Небо остается нашим - Чечнева Марина Павловна 7 стр.


Вскоре после войны я побывала у матери погибшей Ани Малаховой. Елена Ивановна долго рассказывала мне о детстве дочери, о ее учебе, о первых шагах в авиации…

Через два дня мы похоронили погибших подруг.

Первые потери… Смерть прошла рядом и жестоко напомнила о себе. Это случилось настолько неожиданно, что многие девушки растерялись и несколько дней ходили подавленные, молчаливые.

После катастрофы стало ясно, что всем нужно еще много учиться, накапливать опыт, шлифовать мастерство, если мы хотим стать настоящими летчицами.

Смертью подруг была омрачена радость от сознания скорого вылета на фронт. И так всегда - горести и радости шагают рядом. И те и другие оставляют заметный след. Но жизнь неумолимо идет вперед, диктует свои законы. Затягиваются раны, и человек с нетерпением снова пытается заглянуть в будущее.

…Жизнь многих из нас, кого коснулись участие, совет, поддержка Марины Расковой, сложилась иначе, чем могла [50] сложиться. Щедро передавала нам эта замечательная женщина свой ум, талант, мужество, мастерство. Мы, ее воспитанницы, обязаны ей очень многим.

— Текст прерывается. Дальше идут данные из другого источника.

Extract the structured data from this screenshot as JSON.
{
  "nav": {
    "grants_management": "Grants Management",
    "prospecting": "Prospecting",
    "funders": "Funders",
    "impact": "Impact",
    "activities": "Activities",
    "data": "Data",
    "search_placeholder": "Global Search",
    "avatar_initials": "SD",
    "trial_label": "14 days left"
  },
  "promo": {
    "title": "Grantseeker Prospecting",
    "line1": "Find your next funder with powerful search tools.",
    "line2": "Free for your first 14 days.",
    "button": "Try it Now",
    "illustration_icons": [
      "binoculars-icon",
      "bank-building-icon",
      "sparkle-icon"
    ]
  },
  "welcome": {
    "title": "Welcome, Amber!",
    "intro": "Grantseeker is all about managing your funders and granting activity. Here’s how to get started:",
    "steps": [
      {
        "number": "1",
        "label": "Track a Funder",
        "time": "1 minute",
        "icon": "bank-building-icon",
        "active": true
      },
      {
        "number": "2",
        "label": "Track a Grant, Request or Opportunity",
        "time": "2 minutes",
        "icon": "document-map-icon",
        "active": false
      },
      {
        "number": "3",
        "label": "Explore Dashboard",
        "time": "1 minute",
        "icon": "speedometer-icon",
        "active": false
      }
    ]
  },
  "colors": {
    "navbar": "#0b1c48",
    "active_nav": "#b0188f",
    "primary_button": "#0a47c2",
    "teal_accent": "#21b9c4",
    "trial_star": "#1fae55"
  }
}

Прекрасным и удивительным человеком была Марина Михайловна. Мне посчастливилось узнать ее как доброго старшего друга, требовательного командира, сердечного наставника. Для меня она осталась на всю жизнь редким примером сочетания покоряющей женственности и строгой деловитости.

А несколько лет назад мне довелось прочитать ее письма к матери. Немного сохранилось этих писем, как немного их было и отправлено. С благоговейным волнением читала я их: ведь писались они как раз в тот период, когда нас готовили к боевой работе на фронте.

2 апреля 1942 года.

…У нас испортилась погода. Два дня стояла такая пурга, что в 5 метрах не было видно человека. При этом ветер достигал силы 20 метров в секунду. Это настоящий шторм! Ломало крыши, поломало дверь в мой ангар. Хлопот было много. Необходимо было сохранить все свои самолеты - и в ангарах, и стоящие просто на поле. Это стоило большого труда, но все обошлось благополучно: все наши чудесные самолеты целы.

Правда, когда пурга, стихла, все мы были похожи на чучела, так как наша одежда была покрыта коркой льда, а когда лед растаял, то все было мокрое, хоть выжимай. Еле-еле успевали высушиться и снова бежали сменять тех, кто уже обледеневал, защищая от стихии самолеты. Сделав небольшую передышку, пурга замела снова. Но за это время мы уже успели кое-что укрепить, и новая пурга принесла нам меньше хлопот.

Мой народ показал себя замечательно. В пурге пробирались они к стоянкам самолетов в тесном строю, держа направление по компасу, так как ничего не было видно. Это был хороший экзамен и для меня…

15 мая 1942 года.

…Наша жизнь прекрасна великой исторической героикой. Какие подвиги способен совершить наш народ и какой единой волей в борьбе за свое счастье и свободу спаян наш великий Союз! Люди сейчас на глазах растут во всем своем величии…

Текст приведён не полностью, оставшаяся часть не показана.